Чаба Комор, глядя на пол, упрямо повторил:
— А я не согласен. Или мы возьмем с собой и Пишту, или я тоже не пойду.
— Хотел бы я видеть… ты…
Чаба передернул плечами, сунул руки в карманы и подошел к окну. Некоторое время он смотрел на серый, мокрый от дождя тротуар, затем обернулся.
— Мы обязательно должны взять его с собой, потому что рассказал Пиште, где мы будем прятаться.
— Ты с ума спятил? Злодей!
Лицо Шпитца посинело от злости. Он поднял кулаки, как бы собираясь наброситься на племянника.
— Я убью его! — вскричал Комор.
— Оставь… Ой, что ты наделал, сынок? — заплакала госпожа Комор.
— Может быть, вы и мне расскажете, что здесь происходит?
Чаба повернулся к Марьяи.
— Иштван Бенедек, шестнадцатилетний парень, мой двоюродный брат…
— Троюродный! — воскликнул Шпитц.
— Прошу вас, господин Шпитц, говорите тише.
— Простите.

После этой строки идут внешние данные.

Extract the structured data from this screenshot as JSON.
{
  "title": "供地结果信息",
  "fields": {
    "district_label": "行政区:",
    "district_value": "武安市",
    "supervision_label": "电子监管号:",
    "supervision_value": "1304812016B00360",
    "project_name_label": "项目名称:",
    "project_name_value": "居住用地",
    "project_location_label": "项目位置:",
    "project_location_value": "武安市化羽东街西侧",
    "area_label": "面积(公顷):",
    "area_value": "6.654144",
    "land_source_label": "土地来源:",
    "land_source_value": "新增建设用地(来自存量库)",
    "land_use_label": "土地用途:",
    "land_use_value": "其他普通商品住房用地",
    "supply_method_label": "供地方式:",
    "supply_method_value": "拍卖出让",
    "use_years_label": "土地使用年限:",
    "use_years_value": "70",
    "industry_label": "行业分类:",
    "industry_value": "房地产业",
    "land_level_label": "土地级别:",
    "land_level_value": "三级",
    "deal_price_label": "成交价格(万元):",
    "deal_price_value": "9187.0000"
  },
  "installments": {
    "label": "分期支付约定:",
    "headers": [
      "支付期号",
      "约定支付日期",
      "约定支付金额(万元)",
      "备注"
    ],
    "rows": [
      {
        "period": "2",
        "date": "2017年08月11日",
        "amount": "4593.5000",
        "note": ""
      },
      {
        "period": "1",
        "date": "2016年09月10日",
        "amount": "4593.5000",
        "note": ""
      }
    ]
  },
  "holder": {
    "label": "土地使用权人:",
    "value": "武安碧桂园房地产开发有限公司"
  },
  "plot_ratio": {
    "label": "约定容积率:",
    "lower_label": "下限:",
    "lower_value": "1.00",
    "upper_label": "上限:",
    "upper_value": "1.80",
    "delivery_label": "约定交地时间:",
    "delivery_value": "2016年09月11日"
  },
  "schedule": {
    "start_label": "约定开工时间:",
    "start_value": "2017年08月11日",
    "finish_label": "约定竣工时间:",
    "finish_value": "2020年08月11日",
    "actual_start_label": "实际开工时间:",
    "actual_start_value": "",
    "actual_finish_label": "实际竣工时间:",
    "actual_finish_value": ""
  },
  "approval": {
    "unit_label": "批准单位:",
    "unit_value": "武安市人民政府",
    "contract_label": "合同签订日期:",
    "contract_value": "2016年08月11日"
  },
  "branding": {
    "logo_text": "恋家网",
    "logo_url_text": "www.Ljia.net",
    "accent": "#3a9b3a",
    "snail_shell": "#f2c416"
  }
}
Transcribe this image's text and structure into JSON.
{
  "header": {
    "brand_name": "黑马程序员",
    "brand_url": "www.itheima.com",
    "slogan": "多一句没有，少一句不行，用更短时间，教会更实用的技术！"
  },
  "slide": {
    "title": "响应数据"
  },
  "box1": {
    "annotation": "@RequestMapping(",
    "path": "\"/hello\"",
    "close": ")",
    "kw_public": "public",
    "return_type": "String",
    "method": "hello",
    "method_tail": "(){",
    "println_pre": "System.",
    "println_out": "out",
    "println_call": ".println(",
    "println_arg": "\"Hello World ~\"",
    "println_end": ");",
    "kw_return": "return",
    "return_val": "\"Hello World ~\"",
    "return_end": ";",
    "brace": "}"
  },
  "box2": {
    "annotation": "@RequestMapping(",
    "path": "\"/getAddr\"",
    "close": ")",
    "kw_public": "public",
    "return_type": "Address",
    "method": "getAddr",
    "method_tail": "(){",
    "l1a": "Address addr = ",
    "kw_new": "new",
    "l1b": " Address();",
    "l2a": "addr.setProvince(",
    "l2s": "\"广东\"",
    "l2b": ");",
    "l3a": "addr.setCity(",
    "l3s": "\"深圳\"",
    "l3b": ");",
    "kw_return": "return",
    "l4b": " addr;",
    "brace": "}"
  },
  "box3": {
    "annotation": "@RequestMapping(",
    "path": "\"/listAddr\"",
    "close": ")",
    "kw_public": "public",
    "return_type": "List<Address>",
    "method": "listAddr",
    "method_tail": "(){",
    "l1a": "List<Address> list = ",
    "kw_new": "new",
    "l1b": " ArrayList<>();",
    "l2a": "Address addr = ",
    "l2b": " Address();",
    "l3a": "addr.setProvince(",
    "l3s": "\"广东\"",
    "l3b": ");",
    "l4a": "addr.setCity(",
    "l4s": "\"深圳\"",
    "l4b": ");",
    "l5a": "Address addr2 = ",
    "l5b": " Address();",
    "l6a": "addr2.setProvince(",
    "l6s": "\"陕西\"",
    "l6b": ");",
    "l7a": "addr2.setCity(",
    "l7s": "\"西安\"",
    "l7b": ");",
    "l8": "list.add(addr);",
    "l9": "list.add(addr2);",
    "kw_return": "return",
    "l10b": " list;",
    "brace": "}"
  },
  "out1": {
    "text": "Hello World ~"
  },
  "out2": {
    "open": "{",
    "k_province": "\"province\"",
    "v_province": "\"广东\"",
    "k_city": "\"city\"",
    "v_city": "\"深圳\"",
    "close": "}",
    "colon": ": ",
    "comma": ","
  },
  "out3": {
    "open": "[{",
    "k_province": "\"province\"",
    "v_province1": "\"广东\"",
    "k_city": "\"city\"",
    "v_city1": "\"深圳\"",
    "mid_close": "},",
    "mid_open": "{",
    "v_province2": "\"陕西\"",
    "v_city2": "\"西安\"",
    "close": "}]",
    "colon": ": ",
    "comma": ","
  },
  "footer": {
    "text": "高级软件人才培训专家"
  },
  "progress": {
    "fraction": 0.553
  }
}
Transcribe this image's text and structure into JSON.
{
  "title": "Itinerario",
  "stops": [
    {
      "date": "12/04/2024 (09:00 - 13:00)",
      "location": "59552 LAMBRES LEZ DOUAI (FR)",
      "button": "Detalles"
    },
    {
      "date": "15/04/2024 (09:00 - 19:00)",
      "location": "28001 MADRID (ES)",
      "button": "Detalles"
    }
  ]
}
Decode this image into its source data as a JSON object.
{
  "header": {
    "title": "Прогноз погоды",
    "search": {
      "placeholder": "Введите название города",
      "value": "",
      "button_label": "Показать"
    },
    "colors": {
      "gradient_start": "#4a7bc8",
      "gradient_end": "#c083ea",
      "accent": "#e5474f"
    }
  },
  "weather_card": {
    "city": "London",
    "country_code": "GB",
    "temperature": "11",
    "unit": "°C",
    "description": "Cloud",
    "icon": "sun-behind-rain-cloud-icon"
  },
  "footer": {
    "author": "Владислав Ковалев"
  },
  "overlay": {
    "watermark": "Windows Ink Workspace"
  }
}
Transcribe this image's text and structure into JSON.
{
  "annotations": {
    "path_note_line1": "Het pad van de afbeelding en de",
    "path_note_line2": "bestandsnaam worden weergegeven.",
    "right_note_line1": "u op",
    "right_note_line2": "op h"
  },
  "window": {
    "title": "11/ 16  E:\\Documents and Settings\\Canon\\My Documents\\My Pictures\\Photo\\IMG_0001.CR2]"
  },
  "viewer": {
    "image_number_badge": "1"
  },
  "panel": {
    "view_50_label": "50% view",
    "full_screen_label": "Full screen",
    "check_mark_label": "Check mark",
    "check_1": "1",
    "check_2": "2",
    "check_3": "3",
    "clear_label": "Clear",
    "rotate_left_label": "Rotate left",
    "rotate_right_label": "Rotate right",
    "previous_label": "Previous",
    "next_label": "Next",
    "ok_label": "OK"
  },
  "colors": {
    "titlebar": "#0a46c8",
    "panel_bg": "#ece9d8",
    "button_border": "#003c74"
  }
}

Он совсем вывел меня из терпения.
— И к тому же самый лучший мой друг. Если вы не спрячете его, я тоже не пойду.
— Как прикажете. Хоть всю байскую общину, — сказал Марьяи. — Вместо шести придется кормить семь. Вместо шести семеро будут там горланить, пользоваться уборной, умывальником, ходить взад и вперед. Это госпоже Кинчеш не очень-то понравится. Она и так три раза подчеркивала в разговоре со мной, чтобы вы вели себя тихо, не стучали ногами…
— Ты все равно не сумеешь дать ему знать… отсюда мы прямо перейдем на склад, — сказала сыну госпожа Комор.
— Он ждет меня внизу, у соседских ворот.
— Боже милостивый!
— Вы идите себе на склад, а я с Пиштой или умру, или выживу…
— Прибавьте еще пять тысяч, и пусть идет и тот, — согласился Марьяи.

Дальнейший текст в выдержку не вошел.